Human Clay

Curators' Choices: Ana Vasconcelos highlights Michael Andrews's painting.
20 oct 2020

To me Art’s subject is the human clay,
And landscape but a background to a torso;
All Cézanne’s apples I would give away
For one small Goya or a Daumier.1

H. Auden

 

In 1976, in the Hayward Gallery in London, Ron Kitaj organised an exhibition he called The Human Clay, quoting these lines from Auden’s poem. At the height of minimalist and conceptual art, dominated by abstraction, the exhibition included only drawings and paintings of human figures. In the catalogue text, Kitaj coined the wide-ranging term ‘School of London’ to refer to the group of artists he had brought together. Michael Andrews belonged to this group, which included names that are still well known today, such as Francis Bacon and Lucian Freud, as well as Frank Auerbach and Leon Kossoff.

To Kitaj, this represented a counter-current of figurative art in the face of what could be regarded as a prevalence of abstraction and artistic languages that did without painting. Kitaj would write ‘Don’t listen to the fools who say either that pictures of people can be of no consequence or that painting is finished. There is much to be done.
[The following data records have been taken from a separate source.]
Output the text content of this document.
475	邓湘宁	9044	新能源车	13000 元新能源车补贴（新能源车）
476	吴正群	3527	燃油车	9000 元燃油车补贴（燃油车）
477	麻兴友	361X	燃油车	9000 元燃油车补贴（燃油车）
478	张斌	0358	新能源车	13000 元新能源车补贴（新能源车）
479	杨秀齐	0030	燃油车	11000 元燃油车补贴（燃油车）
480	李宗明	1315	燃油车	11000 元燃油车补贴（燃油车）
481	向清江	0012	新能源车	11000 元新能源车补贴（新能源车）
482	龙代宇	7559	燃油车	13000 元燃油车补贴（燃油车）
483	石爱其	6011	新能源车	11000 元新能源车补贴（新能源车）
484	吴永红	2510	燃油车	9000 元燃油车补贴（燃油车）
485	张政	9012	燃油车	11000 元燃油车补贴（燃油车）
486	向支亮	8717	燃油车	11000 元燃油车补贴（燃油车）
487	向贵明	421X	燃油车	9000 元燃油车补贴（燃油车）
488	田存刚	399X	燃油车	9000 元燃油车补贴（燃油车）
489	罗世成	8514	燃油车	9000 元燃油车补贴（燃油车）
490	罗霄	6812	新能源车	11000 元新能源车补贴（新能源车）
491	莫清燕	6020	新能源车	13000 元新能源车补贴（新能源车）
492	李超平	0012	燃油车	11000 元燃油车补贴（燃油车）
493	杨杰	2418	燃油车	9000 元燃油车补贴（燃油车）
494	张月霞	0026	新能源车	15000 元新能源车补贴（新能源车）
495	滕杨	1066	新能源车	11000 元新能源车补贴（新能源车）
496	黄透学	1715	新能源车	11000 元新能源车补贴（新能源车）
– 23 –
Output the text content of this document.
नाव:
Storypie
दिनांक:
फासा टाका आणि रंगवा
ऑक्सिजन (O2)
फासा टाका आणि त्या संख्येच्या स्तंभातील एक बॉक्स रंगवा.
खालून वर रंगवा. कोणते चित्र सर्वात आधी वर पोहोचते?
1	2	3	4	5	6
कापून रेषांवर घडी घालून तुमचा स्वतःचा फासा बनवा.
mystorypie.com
It matters what men of good will want to do with their lives.’

This phrase was particularly apt in the case of Andrews, an introverted young painter, born into a family with strong Methodist beliefs, who discovered his artistic vocation as a teenager in his native city of Norwich. Between 1949 and 1953, Andrews studied painting with William Coldstream at Slade School of Fine Art in London.

Throughout the 1950s – and in reality throughout his career – Andrews created figurative painting. Until the end of the ‘60s, this figuration focused on the human figure which, from the early ‘70s, he combined with landscapes and specific motifs, such as capturing the light, painting the air (with the very emblematic representation of a hot air balloon, which symbolised just the sense of human presence) or the sea (with algae and shoals of fish).

But, unlike Kossoff or Auerbach, who are also represented in the Modern Collection and who painted dense portraits saturated with matter and hours of posing, Andrews chose to portray people at a suspended moment of an action, along with the attendant psychological implications. One of his best known paintings, A Man Who Suddenly Fell Over, from 1952, when he was still studying at Slade, was purchased by the Tate Gallery in 1959. This painting is typical of his output during the 1950s, imbued with an existentialist character, a common feature in the work of the various other painters in this group. The philosophy of Jean-Paul Sartre, Albert Camus and, particularly important to Andrews, Sören Kierkegaard, shaped his artistic sensibility.

 

Frank Auerbach, ‘Head of E.O.W.’, 1956. Charcoal on paper. Inv. DP579
Leon Kossoff, ‘Head of Seedo IV’, 1958. Charcoal and pastel on kraft paper and carton. Inv. DE20

 

The change towards the representation of scenes featuring larger groups, formed of people encountered and observed at social events in London – Andrews contributed to immortalising the Soho bar ‘The Colony Room,’ frequented by Bacon, Freud, Auerbach and Victor Willing, husband of Paula Rego, among others – took place in the 1960s. The painting that marked the turning point in this change is The Family in the Garden, in which he depicts his parents, siblings and grandmother in the garden of their house in Norwich.

 

Michael Andrews, 'The Family in the Garden' (detail), 1960. Oil on canvas. Inv. PE270

 

The group are in a walled garden, a hortus conclusus, at the family home. They are seated. Andrews’ father appears in the foreground, followed by his brother, in profile, and his sister, shown facing the observer. The three figures are clearly delineated. To the left of the composition, and on a more distant plane, we see the less defined silhouettes of the grandmother and the mother, who seems to be dozing on a chaise-longue.

The representation of the fleeting, unrepeatable instant of this image, so particularly meaningful in Andrews’ painting, focuses on the gesture of drinking performed by his brother, the fraction of a second in which the teacup is raised to the lips.

Everyone, except the brother, seems to be concentrating on the pose, on Andrews’ gaze, which coincides with our own, at the moment in which he sketches a first charcoal drawing. Created over two years, the painting can be seen as the negotiation of a suspended moment in Andrews’ autobiographical fiction, reflecting the rigorous, obsessive and meticulous nature of his work.

Andrews referred to the ‘mysterious conventionality’ of his works from this period; in relation to this particular painting, he said that it had been created ‘in peace.’ That peace appears here as a dispassionate statement on his own flesh, momentarily free from the characteristic convulsions of ‘human clay.’

 

Ana Vasconcelos
Curator of the CAM

 

  1. Andrews and his wife visited Paula Rego and Victor Willing in Portugal in the summer of 1964.
  2. Reproduced in the catalogue for the retrospective exhibition, held by the Tate Gallery – William Feaver and Paul Moorhouse, Michael Andrews, London, Tate Publishing, 2001 –, which served as a basis for the writing of this text and which I recommend reading.